Darüber hinaus dürfte sich die neue EU-Datenschutzgrundverordnung auch auf die Innovationskraft im eHealth-Bereich auswirken. Statt die Gesetze als Barrieren wahrzunehmen, können sie aber durchaus als Chance für eine weitreichendere Interoperabilität anerkannt werden, die eine länderübergreifende Gesundheitsversorgung bieten könnte, wenn sie europaweit verbindlich werden.  

Ausblick  

Der Norden Europas geht mit gutem Beispiel voran: Wer in Dänemark und Estland von der TI profitieren will, muss sich an gesetzliche Vorgaben der Staaten halten.
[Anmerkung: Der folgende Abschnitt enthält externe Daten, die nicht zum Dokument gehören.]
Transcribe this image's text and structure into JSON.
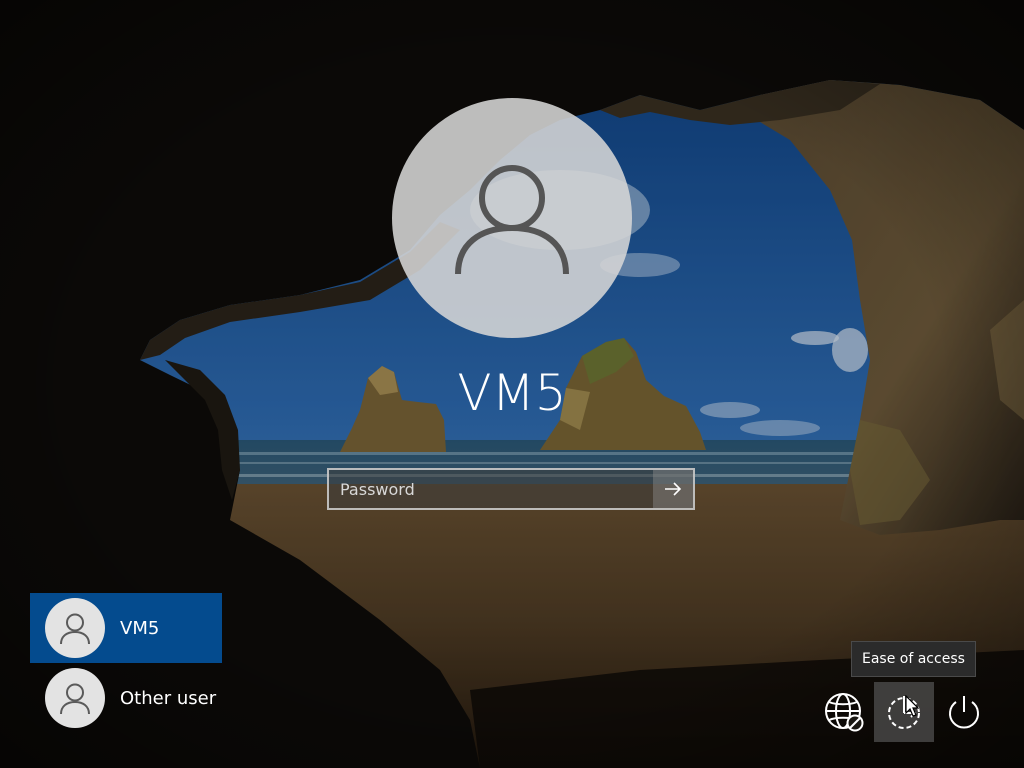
{
  "login": {
    "username": "VM5",
    "password_placeholder": "Password"
  },
  "user_list": [
    {
      "name": "VM5",
      "selected": true
    },
    {
      "name": "Other user",
      "selected": false
    }
  ],
  "controls": {
    "network_icon": "globe-network-icon",
    "ease_icon": "ease-of-access-icon",
    "power_icon": "power-icon",
    "tooltip": "Ease of access"
  },
  "colors": {
    "selected_user_bg": "#044b8e"
  }
}
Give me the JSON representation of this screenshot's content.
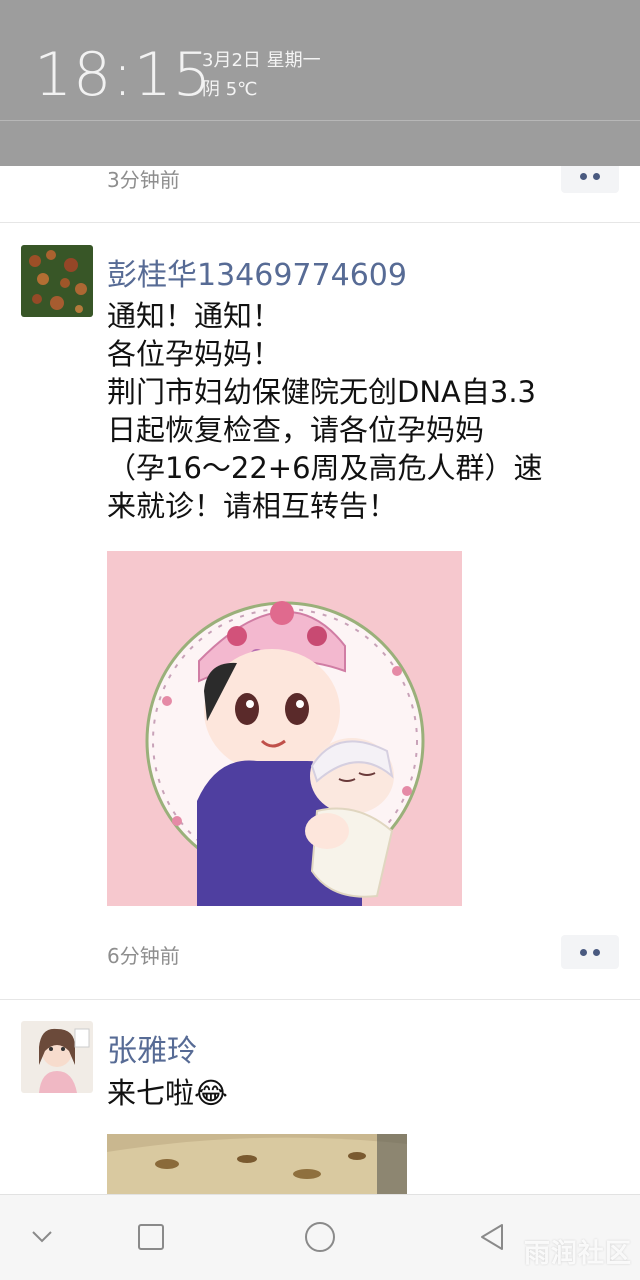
{
  "status_shade": {
    "time": "18:15",
    "date": "3月2日 星期一",
    "weather": "阴 5℃"
  },
  "posts": [
    {
      "time": "3分钟前"
    },
    {
      "author": "彭桂华13469774609",
      "lines": [
        "通知！通知！",
        "各位孕妈妈！",
        "荆门市妇幼保健院无创DNA自3.3",
        "日起恢复检查，请各位孕妈妈",
        "（孕16～22+6周及高危人群）速",
        "来就诊！请相互转告！"
      ],
      "time": "6分钟前"
    },
    {
      "author": "张雅玲",
      "text": "来七啦😂"
    }
  ],
  "nav": {
    "back": "back-icon",
    "home": "home-icon",
    "recents": "recents-icon",
    "down": "chevron-down-icon"
  },
  "watermark": "雨润社区",
  "colors": {
    "author_link": "#576b95",
    "shade": "#9d9d9d"
  }
}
Patienten können in diesen Ländern über ein Opt-Out-Verfahren in den Datentransfer eingreifen. Und ein europäischer Gesundheitsbinnenmarkt für das eRezept wurde 2014 bereits in einem Pilotprojekt zwischen Finnland und Schweden getestet.

Es stellt sich die Frage nach der Datensicherheit für Patienten, aber auch für Ärzte – nicht zuletzt deshalb, weil davon auch die Akzeptanz entsprechender eHealth-Anwendungen abhängt. Hierfür ebenso wie für die Therapietreue erscheint insbesondere das Wissen um den Umgang mit entsprechenden Systemen sowie das Verständnis für Informationsflüsse relevant. Entsprechende Kompetenzen werden als eHealth Literacy bezeichnet.